The average female legionnaire is Level 30 minimum. Veterans push 60. This centurion is probably 70. And Livia...

Livia is Level 200.

She could shatter mountains with a gesture, burn armies with a word, stop time itself if the rumors are true. She's not just an Empress—she's approaching the realm of demigods. No wonder the coup failed. You can't fight a natural disaster with swords.

And she's my sister. The same girl who used to sneak into Marcus's room during thunderstorms, who demanded bedtime stories, who promised she'd make him her special advisor when she grew up—before they both learned men couldn't be advisors.

The sun sets behind us, painting the sky crimson. Tomorrow we'll reach the frontier fortress. Tomorrow I'll learn what happens to pretty princes who forget their place.

But as we make camp, as female soldiers laugh and cast warming spells while we males huddle together for heat, one thought keeps burning:

The barbarian king in my vision—he was male, and he wielded magic that made Livia's power look like candlelight.

In this world, that should be impossible. Men can't use magic. It's not just law or tradition—it's supposedly biological fact. The System itself enforces it.

So how does he do it?

And more importantly—can I learn?

I lie on the cold ground, no bedroll, no blanket—males make do.

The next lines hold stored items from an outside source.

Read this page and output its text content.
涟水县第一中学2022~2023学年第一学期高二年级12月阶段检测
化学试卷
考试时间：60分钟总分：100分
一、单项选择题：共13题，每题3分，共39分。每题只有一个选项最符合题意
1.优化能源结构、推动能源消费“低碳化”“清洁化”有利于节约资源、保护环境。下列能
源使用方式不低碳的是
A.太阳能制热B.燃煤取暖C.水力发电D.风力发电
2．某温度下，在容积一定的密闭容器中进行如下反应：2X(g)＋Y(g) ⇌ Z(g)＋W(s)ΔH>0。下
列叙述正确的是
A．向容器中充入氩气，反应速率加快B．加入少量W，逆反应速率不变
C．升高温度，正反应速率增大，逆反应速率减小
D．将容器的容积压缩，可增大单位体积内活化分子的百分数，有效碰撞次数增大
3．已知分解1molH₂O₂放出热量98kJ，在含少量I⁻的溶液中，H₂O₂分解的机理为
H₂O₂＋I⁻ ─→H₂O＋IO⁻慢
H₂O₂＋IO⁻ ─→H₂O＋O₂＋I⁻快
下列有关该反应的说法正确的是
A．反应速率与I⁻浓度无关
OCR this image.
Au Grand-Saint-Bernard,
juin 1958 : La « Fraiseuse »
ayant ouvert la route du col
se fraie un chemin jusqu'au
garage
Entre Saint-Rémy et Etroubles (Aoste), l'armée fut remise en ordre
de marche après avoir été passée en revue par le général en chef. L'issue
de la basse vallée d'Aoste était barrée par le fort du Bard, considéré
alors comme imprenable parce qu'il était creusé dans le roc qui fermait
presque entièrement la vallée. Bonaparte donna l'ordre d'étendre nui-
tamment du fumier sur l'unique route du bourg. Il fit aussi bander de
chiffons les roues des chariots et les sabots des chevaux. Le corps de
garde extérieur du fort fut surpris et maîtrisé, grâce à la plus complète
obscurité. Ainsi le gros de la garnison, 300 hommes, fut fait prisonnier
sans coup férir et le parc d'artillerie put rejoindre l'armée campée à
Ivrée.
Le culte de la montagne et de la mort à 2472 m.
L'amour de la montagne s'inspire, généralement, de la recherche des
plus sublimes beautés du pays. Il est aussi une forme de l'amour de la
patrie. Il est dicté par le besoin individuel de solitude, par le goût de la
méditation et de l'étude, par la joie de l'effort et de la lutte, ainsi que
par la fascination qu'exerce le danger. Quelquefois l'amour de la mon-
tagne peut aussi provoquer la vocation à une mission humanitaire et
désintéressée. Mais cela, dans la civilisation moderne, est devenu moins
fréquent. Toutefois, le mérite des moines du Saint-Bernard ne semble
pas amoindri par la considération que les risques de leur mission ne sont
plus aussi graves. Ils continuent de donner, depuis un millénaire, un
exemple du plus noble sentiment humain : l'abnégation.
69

Above me, two moons chase each other across foreign stars. This isn't Earth. This is a dying empire with impossible rules and an expiration date written in blood.

Ten years to figure out how to break those rules. Ten years to learn how a man gains magic in a world that says he can't.

Ten years to become something more than decorative.

The female guards change shifts, their magical lights dancing in the darkness. One stops near our group, and I recognize her—Tribune Cassia, Level 85, Livia's former lover before my sister grew bored. She looks down at me with something between pity and disgust.

"Prince Marcus," she says softly. "You should have stayed quiet. Should have stayed pretty. Men who forget their nature always die badly."

She's probably right. But Kevin was an engineer. Engineers don't accept "impossible"—they just haven't found the right solution yet.

And if a barbarian king can break the rules in ten years, maybe an electrical engineer in a prince's body can too.

At least I never have to submit that quarterly report.